O submarino nuclear Kursk foi um dos últimos a ter seu projeto desenvolvido e aprovado ainda no regime soviético, em 1990. Com sua construção terminada em 1994 – portanto, após o colapso da União Soviética em dezembro de 1991 –, o Kursk, de certa forma, tornou-se símbolo do último suspiro do “segundo mundo”. Apesar de ser uma embarcação nova, logo de cara, já carregava a herança de uma dinâmica sociopolítica que não existia mais (ou pelo menos não de forma tão explícita quanto antes). Por causa disso, o desastre que lhe acometeu no ano 2000, em que grande parte de sua estrutura foi seriamente danificada e toda sua tripulação foi morta, apresenta uma carga simbólica inescapável, como se a entrada do novo milênio fizesse questão de enterrar uma ordem mundial para a construção de uma nova.

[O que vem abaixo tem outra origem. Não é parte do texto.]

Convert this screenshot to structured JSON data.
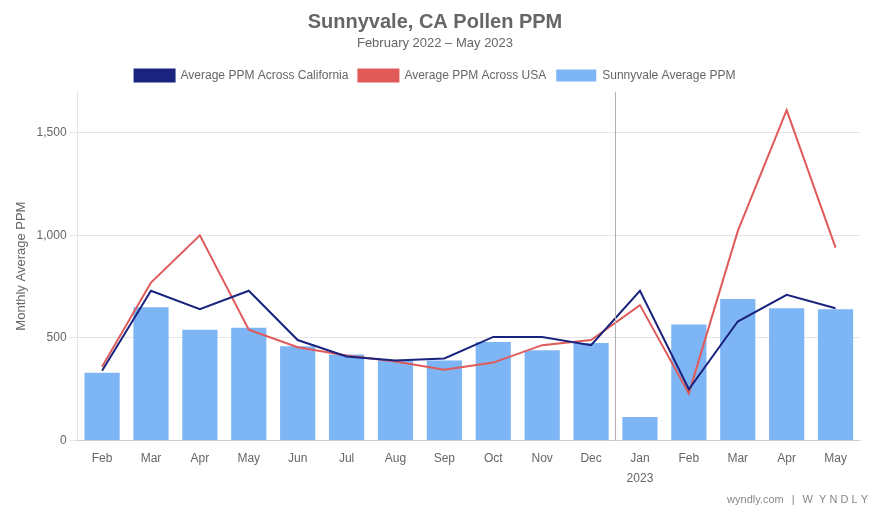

Esse subtexto faz-se presente em “Kursk – A Última Missão”, do diretor dinamarquês Thomas Vinterberg. Não à toa, um dos elementos mais recorrentes do roteiro de Robert Rodat é a constatação de uma deterioração material e financeira da Rússia pós-soviética – atraso no pagamento de salários, frota em progressiva diminuição, falta de manutenção das embarcações, venda de peças para empresas estrangeiras etc. – aliado a um discurso patriótico e paternalista: em suma, um país anacrônico que releva um momento de crise em prol da manutenção de um discurso político. Por ser um longa produzido sem o envolvimento de produtores ou artistas russos, a análise feita pelos realizadores é um tanto simplória se levarmos em consideração as complexidades geopolíticas que envolvem o regime soviético e suas reminiscências na Rússia contemporânea; porém, não deixa de ser eficiente a analogia feita entre o país e o submarino.
Apesar disso, “Kursk – A Última Missão” é um filme que fica sempre à beira de tornar-se uma espécie de conto moralista sobre o fracasso soviético, principalmente no que diz respeito à ajuda internacional (países da OTAN, em sua maioria) no resgate dos tripulantes do submarino danificado e a relutância do governo russo em aceita-la. Por vezes, o risco de se tornar mais um longa sobre os “russos irresponsáveis e egoístas” e o “Ocidente sensato e caridoso” é perigosamente real. No entanto, deve-se muito à competência da direção de Vinterberg que “Kursk – A Última Missão” consiga, se não superar, pelo menos amenizar esse tom maniqueísta com o qual o roteiro de Rodat flerta tanto, e fazer do longa uma experiência assistível e com algumas qualidades.
A principal delas é que, se não consegue fugir da “mão-pesada” dos elementos mais explicitamente políticos da trama, Vinterberg consegue trabalhar muito bem as interações humanas dentro das pequenas comunidades que representam os diversos núcleos do filme. É nesse aspecto em que as características do cinema do diretor dinamarquês, realizador de obras como “Festa de Família” e “A Caça”, estão mais evidentes e, naturalmente, é onde ele mostra estar mais confortável. Apesar de, no geral, os diálogos serem bem literais, em momentos como as entrevistas coletivas marcadas pelo embate entre Tanya (Léa Seydoux) – esposa de Mikhail (Matthias Schoenaerts), um dos tripulantes do Kursk – e as autoridades da Marinha russa, há uma verve ausente em outros trechos do filme.
No todo, “Kursk – A Última Missão” nem se compara aos melhores momentos da carreira de Thomas Vinterberg, sendo claramente um trabalho “para pagar as contas”. Entretanto, apesar do roteiro problemático e de uma séria questão com os sotaques dos atores (consequência de ter belgas, franceses, alemães e suecos interpretando russos), seu mais novo longa é uma obra tecnicamente bem-feita e perfeitamente aceitável.